The degree of confidence with nuclear medicine is low. False-positive results are due to renal cysts or other photopenic renal masses. False-negative results occur if the mass is small, or when the lesion does not cause a renal contour abnormality.



With the advent of CT scanning, routine angiography is not performed to diagnose renal masses. However, classic angiographic findings for oncocytoma include a spoke-wheel arrangement of tumoral vessels, homogeneous tumoral contrast during the capillary phase, sharp demarcation from kidney and surrounding areas, and a peritumoral halo (lucent rim sign). Bizarre neoplastic vessels are conspicuously absent, in contrast to RCC.

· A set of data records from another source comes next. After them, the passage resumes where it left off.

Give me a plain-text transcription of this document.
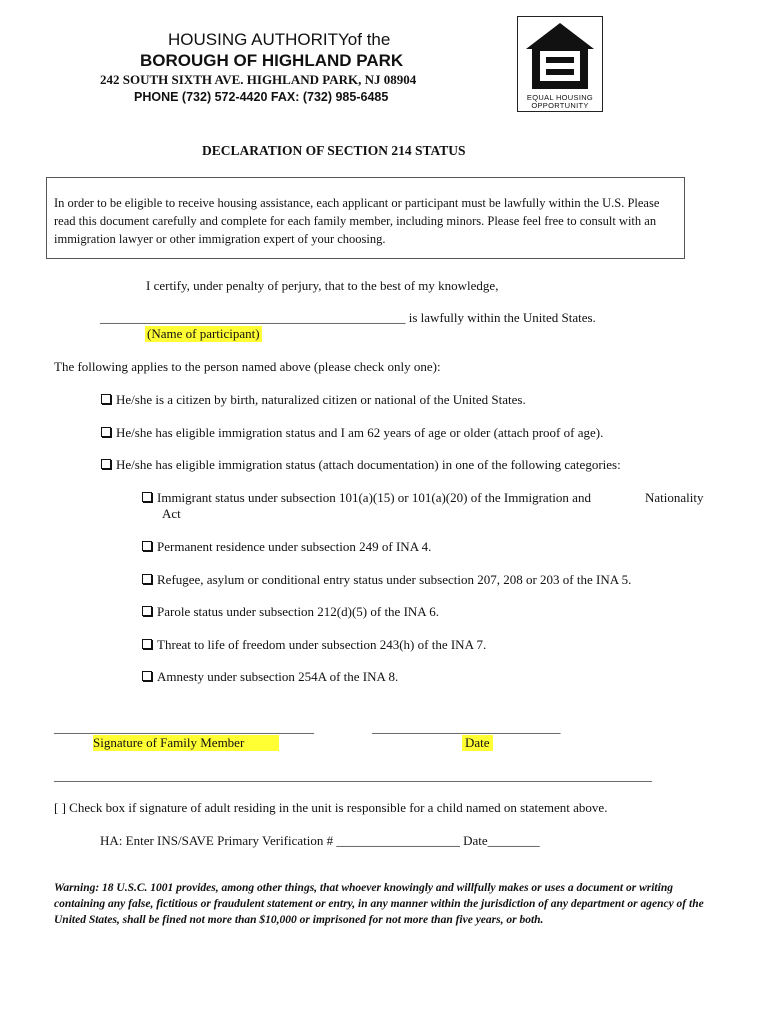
HOUSING AUTHORITYof the
BOROUGH OF HIGHLAND PARK
242 SOUTH SIXTH AVE. HIGHLAND PARK, NJ 08904
PHONE (732) 572-4420 FAX: (732) 985-6485	EQUAL HOUSING OPPORTUNITY
DECLARATION OF SECTION 214 STATUS
In order to be eligible to receive housing assistance, each applicant or participant must be lawfully within the U.S. Please read this document carefully and complete for each family member, including minors. Please feel free to consult with an immigration lawyer or other immigration expert of your choosing.
I certify, under penalty of perjury, that to the best of my knowledge,
_______________________________________________ is lawfully within the United States.
(Name of participant)
The following applies to the person named above (please check only one):
He/she is a citizen by birth, naturalized citizen or national of the United States.
He/she has eligible immigration status and I am 62 years of age or older (attach proof of age).
He/she has eligible immigration status (attach documentation) in one of the following categories:
Immigrant status under subsection 101(a)(15) or 101(a)(20) of the Immigration and	Nationality
Act
Permanent residence under subsection 249 of INA 4.
Refugee, asylum or conditional entry status under subsection 207, 208 or 203 of the INA 5.
Parole status under subsection 212(d)(5) of the INA 6.
Threat to life of freedom under subsection 243(h) of the INA 7.
Amnesty under subsection 254A of the INA 8.
________________________________________	_____________________________
Signature of Family Member	Date
____________________________________________________________________________________________
[ ] Check box if signature of adult residing in the unit is responsible for a child named on statement above.
HA: Enter INS/SAVE Primary Verification # ___________________ Date________
Warning: 18 U.S.C. 1001 provides, among other things, that whoever knowingly and willfully makes or uses a document or writing containing any false, fictitious or fraudulent statement or entry, in any manner within the jurisdiction of any department or agency of the United States, shall be fined not more than $10,000 or imprisoned for not more than five years, or both.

The degree of confidence with angiography is low. Hypovascular lesions may result in false-negative results, and hypervascular lesions may mimic RCCs.


Current and Future Evaluation and Treatment Approaches

Evaluation of renal oncocytomas is usually first done via imaging. Oncocytomas may be discovered incidentally. There are no precise radiologic criteria for distinguishing a benign oncocytoma from a malignant lesion such as renal cell carcinoma. However, central scar and hypervascularity can often be appreciated on imaging. A kidney mass can be evaluated with core biopsy, fine-needle aspiration, or resection. Oncocytomas are often small, and because 20-45% of small renal masses are ultimately found to be benign, active surveillance is an option often offered to patients.[30]

In a review on the topic of renal oncocytoma, Trevisani and colleagues stated that the real challenge in the oncocytoma treatment algorithm is related to misdiagnosis due to its resemblance, at initial radiologic assessment, to malignant renal cancer, with a completely different prognosis and differences in the use of medical treatment. Unfortunately, percutaneous renal biopsy is not frequently performed because of possible side effects related to the procedure. Therefore, most cases of oncocytoma are diagnosed after the surgical operation via partial or radical nephrectomy. For this reason, new reliable strategies to address this issue are needed.[31]